Some of the largest investment banks in the world have been accused of failing to respond to the climate crisis as new figures show that they have invested over £2.2tn into fossil fuels since the Paris agreement.
Despite their own economists warning that climate change is a threat to the survival of humanity, US bank JPMorgan Chase has been involved in over £220bn worth of funding for the extraction of coal, oil and gas. This makes it the largest financier of fossil fuels since the Paris agreement was made four years ago.
According to analysis carried out by a coalition of environmental groups and clean energy campaigners led by Rainforest Action Network, last year saw an increase of 40% in the financing of companies that are most heavily involved in the extraction of fossil fuels.
The analysis was published on Wednesday as part of the Banking on Climate Change 2020 report, and used financial data from Bloomberg and other sources to analyse services from 2016 to 2019. This included equity issuances, debt underwriting services, and loans.
Researcher at Rainforest Action Network, Alison Kirsch said: “The data reveal that global banks are not only ramping up financing of fossil fuels overall, but are also increasing funding for the companies most responsible for fossil fuel expansion”.

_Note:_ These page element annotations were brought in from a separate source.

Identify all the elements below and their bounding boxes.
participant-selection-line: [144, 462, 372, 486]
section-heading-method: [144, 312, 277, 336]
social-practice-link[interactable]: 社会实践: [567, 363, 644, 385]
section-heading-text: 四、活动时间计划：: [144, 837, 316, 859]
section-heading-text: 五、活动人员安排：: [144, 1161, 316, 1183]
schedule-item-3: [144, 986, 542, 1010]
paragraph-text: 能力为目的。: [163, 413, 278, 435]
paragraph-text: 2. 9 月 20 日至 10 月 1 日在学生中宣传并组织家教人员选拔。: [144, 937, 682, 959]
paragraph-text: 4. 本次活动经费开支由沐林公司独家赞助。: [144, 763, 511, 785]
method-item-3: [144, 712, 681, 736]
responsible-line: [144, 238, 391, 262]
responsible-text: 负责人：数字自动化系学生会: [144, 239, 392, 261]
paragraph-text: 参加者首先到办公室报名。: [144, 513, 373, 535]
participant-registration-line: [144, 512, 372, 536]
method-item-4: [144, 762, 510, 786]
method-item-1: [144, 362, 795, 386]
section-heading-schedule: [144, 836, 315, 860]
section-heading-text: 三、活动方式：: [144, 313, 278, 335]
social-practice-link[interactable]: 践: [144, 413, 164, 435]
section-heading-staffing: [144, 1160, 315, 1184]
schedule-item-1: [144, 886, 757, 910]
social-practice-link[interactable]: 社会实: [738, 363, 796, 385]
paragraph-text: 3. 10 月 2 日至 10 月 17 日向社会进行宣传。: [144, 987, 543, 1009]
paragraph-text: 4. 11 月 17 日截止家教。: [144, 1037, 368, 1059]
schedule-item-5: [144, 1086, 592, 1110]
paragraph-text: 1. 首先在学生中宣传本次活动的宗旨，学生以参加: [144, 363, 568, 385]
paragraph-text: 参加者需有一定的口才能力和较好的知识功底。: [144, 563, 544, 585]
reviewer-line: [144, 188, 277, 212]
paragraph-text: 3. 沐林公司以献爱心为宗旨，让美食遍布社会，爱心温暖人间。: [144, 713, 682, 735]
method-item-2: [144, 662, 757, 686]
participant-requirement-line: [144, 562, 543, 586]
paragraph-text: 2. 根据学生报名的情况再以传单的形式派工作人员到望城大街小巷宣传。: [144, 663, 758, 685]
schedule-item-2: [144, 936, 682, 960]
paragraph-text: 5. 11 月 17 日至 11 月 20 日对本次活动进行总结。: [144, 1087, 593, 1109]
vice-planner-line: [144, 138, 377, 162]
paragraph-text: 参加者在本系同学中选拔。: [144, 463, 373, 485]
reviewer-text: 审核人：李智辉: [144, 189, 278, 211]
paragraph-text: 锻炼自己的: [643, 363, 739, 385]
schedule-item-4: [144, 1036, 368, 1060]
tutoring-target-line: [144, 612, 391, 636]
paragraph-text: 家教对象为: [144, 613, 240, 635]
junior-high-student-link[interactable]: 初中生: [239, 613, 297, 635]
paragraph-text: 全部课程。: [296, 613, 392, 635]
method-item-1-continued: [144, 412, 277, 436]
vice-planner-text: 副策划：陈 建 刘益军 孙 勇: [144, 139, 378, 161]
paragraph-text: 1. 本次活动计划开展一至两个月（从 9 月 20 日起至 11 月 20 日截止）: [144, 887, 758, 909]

In Europe, Barclays has been the leading financier of fossil fuels for the last four years. The bank was the biggest financier of Arctic gas and oil, despite coming under increasing pressure from its own investors for its stance on the environment.
Speaking on the continued investment into fossil fuels by these major banks, Kirsch said: “This makes it crystal clear that banks are failing miserably when it comes to responding to the urgency of the climate crisis. As the toll of death and destruction from unprecedented floods, droughts, fires and storms grows, it is unconscionable and outrageous for banks to be approving new loans and raising capital for the companies that are pushing hardest to increase carbon emissions”.
A spokesperson for Barclays said: “We are working hard to help tackle climate change including facilitating £34.8bn of social and environmental financing last year. We continue to engage with ShareAction and other stakeholders on how we can make further progress”.
JPMorgan Chase told The Guardian that it believed that the commitments they announced earlier this year “reflect our ongoing efforts to help address climate change and promote more sustainable development”.
Adding: “This includes financing to support climate action and the United Nations Sustainable Development Goals, backing market-based policy solutions to reduce carbon emissions, expanding restrictions on financing for coal mining and coal-fired power, and prohibiting project financing for new oil and gas development in the Arctic”.